In 1907, George Baldwin opened the Baldwin Hotel in Klamath Falls, which he had built on a steep hillside of hard volcanic rock. Because of its location, the four-story structure was built with longer floors at higher stories, like steps. Early on, it was called the Baldwin Brick.
Baldwin’s hardware store was on the ground floor, and the other three floors contained offices, some of which were combined with apartments. Baldwin’s daughter, Maud, had her photography studio on the fourth floor. By 1909, Baldwin had remodeled the building to make it into a hotel and restaurant.
Baldwin was the president of the local Chamber of Commerce and was active in promoting the region. In 1907, he hosted a visit by the U.S. secretary of the interior and raised $100,000 to pay a bonus to the Southern Pacific Railroad if it reached Klamath Falls by 1907 (it did not get there until 1909). The first freight to arrive on the railroad was an order for the Baldwin Hotel.
At the turn of the twentieth century, it was considered modern to have electricity and indoor plumbing, and the electric conduit and plumbing pipes in the Baldwin Hotel were left in view to advertise those conveniences. Every room had a sink, but only two or three rooms had their own tubs and toilets. Still, having toilets down the hall were first-class accommodations for people who were used to chamber pots.
Baldwin died in 1920, and his daughter Maud sold the hotel in 1923. It remained in business until 1977, when it was no longer safe for accommodations, and Klamath County purchased it with the intention of making it into a museum.
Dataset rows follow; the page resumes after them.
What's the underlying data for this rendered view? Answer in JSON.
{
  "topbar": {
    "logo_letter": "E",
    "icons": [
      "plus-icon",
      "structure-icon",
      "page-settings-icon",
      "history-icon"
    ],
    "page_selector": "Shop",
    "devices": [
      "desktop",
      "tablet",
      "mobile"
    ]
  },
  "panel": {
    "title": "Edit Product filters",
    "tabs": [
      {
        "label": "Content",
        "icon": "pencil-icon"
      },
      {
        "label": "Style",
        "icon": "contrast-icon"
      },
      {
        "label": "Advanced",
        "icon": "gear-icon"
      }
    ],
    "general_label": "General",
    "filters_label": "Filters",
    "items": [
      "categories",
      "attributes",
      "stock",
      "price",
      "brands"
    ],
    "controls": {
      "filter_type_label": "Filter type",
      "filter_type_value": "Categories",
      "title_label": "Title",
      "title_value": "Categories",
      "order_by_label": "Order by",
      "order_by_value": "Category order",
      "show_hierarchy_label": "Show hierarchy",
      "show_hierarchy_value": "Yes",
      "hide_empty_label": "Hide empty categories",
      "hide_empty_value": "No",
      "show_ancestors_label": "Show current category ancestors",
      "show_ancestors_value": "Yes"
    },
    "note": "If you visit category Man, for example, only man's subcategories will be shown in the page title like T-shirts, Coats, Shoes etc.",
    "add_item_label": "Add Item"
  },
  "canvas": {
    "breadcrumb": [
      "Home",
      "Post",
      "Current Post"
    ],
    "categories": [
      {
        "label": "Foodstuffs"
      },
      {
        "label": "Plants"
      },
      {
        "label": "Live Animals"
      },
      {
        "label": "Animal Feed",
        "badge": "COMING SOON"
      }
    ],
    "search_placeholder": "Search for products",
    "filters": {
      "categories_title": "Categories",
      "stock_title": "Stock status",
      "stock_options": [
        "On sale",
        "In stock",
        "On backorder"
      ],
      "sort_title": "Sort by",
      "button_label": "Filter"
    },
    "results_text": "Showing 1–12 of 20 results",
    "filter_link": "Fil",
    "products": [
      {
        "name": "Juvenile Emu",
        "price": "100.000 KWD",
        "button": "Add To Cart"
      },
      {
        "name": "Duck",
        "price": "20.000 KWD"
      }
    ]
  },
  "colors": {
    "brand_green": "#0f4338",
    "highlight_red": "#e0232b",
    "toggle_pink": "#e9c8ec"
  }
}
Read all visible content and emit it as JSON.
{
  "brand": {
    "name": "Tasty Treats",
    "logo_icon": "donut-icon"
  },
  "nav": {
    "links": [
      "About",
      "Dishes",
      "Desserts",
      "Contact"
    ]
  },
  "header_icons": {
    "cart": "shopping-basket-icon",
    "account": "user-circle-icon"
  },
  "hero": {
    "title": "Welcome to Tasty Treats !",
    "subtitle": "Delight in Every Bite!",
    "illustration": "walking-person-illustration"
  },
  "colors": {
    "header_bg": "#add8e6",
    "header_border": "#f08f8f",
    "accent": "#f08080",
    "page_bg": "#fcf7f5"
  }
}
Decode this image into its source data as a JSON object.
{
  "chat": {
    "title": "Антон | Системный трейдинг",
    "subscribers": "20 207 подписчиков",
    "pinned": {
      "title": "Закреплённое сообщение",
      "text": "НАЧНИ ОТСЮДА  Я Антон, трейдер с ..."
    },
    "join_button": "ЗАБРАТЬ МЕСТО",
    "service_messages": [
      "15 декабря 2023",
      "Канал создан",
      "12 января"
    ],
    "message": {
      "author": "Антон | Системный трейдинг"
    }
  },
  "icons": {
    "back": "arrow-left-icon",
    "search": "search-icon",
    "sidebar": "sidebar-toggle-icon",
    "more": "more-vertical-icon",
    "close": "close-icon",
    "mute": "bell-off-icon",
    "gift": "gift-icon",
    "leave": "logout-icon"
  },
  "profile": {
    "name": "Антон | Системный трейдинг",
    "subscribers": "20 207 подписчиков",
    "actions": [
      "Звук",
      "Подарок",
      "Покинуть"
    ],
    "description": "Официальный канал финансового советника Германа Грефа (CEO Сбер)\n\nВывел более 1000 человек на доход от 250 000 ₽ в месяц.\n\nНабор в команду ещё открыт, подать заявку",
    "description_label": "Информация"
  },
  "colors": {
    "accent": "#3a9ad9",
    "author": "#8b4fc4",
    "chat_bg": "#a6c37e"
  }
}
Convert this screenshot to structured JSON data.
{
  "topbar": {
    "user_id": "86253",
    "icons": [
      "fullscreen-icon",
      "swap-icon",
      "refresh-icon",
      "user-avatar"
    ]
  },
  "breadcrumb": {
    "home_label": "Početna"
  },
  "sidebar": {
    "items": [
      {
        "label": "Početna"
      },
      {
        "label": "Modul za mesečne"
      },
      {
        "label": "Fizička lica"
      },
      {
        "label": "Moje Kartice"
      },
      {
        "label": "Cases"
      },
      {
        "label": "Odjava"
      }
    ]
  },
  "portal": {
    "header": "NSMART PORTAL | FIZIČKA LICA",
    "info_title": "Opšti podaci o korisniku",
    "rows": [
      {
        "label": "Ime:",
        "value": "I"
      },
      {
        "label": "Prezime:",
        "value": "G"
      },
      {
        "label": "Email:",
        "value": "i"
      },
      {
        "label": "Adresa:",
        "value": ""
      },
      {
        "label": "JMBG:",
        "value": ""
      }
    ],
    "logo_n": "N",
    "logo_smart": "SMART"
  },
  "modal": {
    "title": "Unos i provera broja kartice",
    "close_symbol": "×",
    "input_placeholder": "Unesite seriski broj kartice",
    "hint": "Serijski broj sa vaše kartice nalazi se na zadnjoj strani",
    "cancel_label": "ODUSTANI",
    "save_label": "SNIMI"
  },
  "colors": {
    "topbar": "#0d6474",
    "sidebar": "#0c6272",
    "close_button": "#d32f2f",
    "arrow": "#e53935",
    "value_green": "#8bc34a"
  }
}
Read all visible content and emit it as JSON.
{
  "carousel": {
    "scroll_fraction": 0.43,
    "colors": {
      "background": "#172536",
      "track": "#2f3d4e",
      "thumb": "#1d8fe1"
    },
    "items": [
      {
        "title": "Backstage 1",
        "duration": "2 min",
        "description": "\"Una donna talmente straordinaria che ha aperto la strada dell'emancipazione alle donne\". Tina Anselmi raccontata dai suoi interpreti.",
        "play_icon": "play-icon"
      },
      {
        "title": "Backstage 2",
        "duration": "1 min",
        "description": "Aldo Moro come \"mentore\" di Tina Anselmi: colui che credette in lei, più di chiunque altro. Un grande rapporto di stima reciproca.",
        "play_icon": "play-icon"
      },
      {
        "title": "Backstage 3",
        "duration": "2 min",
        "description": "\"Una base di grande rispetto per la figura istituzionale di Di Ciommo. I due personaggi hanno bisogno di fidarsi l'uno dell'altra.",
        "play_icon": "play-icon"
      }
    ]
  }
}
Some rooms in the Baldwin Hotel Museum were restored to resemble business offices and their adjoining apartments. Others are preserved hotel rooms or contain reconstructions of a Victorian-era kitchen, a sewing room, a child’s playroom, dentist and attorney offices, grocery and sporting goods stores, and a schoolroom.
Maud Baldwin’s photographic studio is on the fourth floor, where some of her large glass plate cameras are on display. She took hundreds of photographs of the Klamath Basin during the early 1900s, and a large collection of her plates and negatives are held by the Klamath County Museum.
The Baldwin Hotel Museum is open for guided tours during the summer months only.